Précis: The taxpayer was a real estate agent and a licensed mortgage broker. CRA assessed the fees paid to her in the latter capacity as subject to GST. She appealed to the Tax Court on the basis that her services as a mortgage broker were a GST exempt supply of financial services. The Tax Court agreed and allowed the appeal with costs fixed in the amount of $350.
Decision: The Court had no difficulty in concluding that Ms. Rojas was providing a financial service:
 Paragraph (l) of the definition reads as follows:
“financial service” means
. . .
(1) the agreeing to provide, or the arranging for, a service that is
(i) referred to in any of paragraphs (a) to (i), and
(ii) not referred to in any of paragraphs (n) to (t).
 The Appellant argues that the services she rendered in respect of mortgages constituted the arranging for the lending of money. The lending of money is referred to in paragraph (g) of the definition of financial service.
 On the evidence before me, I agree with the Appellant. I have concluded that, as a question of fact, the Appellant made a single supply that was arranging for the lending of money. My conclusion is based upon the following facts.

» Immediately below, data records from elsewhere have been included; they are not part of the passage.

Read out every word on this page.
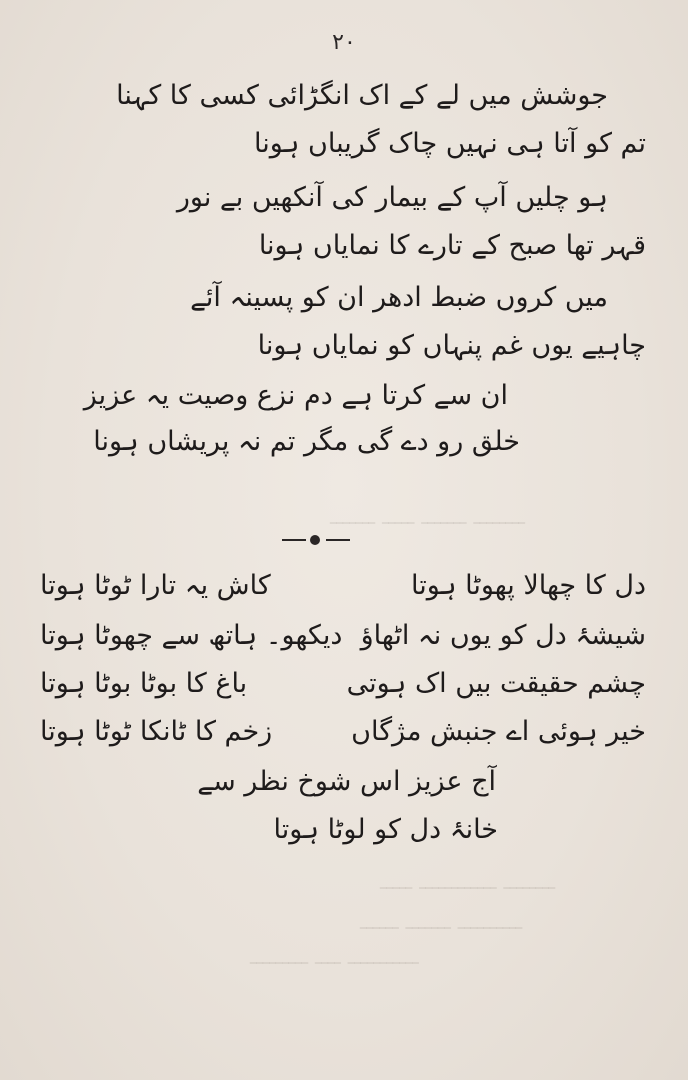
ــــــــ ـــــــ ـــــ ـــــــ
ــــــــ ــــــــــــ ـــــ
ــــــــــ ـــــــ ــــــ
ـــــــــــ ــــ ـــــــــ
۲۰
جوشش میں لے کے اک انگڑائی کسی کا کہنا
تم کو آتا ہی نہیں چاک گریباں ہونا
ہو چلیں آپ کے بیمار کی آنکھیں بے نور
قہر تھا صبح کے تارے کا نمایاں ہونا
میں کروں ضبط ادھر ان کو پسینہ آئے
چاہیے یوں غم پنہاں کو نمایاں ہونا
ان سے کرتا ہے دم نزع وصیت یہ عزیز
خلق رو دے گی مگر تم نہ پریشاں ہونا
دل کا چھالا پھوٹا ہوتا
کاش یہ تارا ٹوٹا ہوتا
شیشۂ دل کو یوں نہ اٹھاؤ
دیکھو۔ ہاتھ سے چھوٹا ہوتا
چشم حقیقت بیں اک ہوتی
باغ کا بوٹا بوٹا ہوتا
خیر ہوئی اے جنبش مژگاں
زخم کا ٹانکا ٹوٹا ہوتا
آج عزیز اس شوخ نظر سے
خانۂ دل کو لوٹا ہوتا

- The Appellant was a licensed mortgage broker.
- She identified the potential borrower and determined whether the borrower qualified for a mortgage.
- She identified lenders who were willing to provide a mortgage loan to the borrower and the various terms under which the mortgage loan would be provided.
- Once the borrower chose a lender and a specific mortgage, the Appellant took steps to obtain a lending commitment from the lender.
- She then completed the lending process by obtaining the applicable forms from the borrower and providing them to the lender.
 In short, she facilitated the entire lending process by identifying both the borrower and lender and then bringing the parties together to complete the agreement to lend and borrow money. It is difficult to think of a clearer situation in which a person (the Appellant) is arranging for the lending of money.
As a result the Court allowed the appeal with costs fixed in the amount of $350.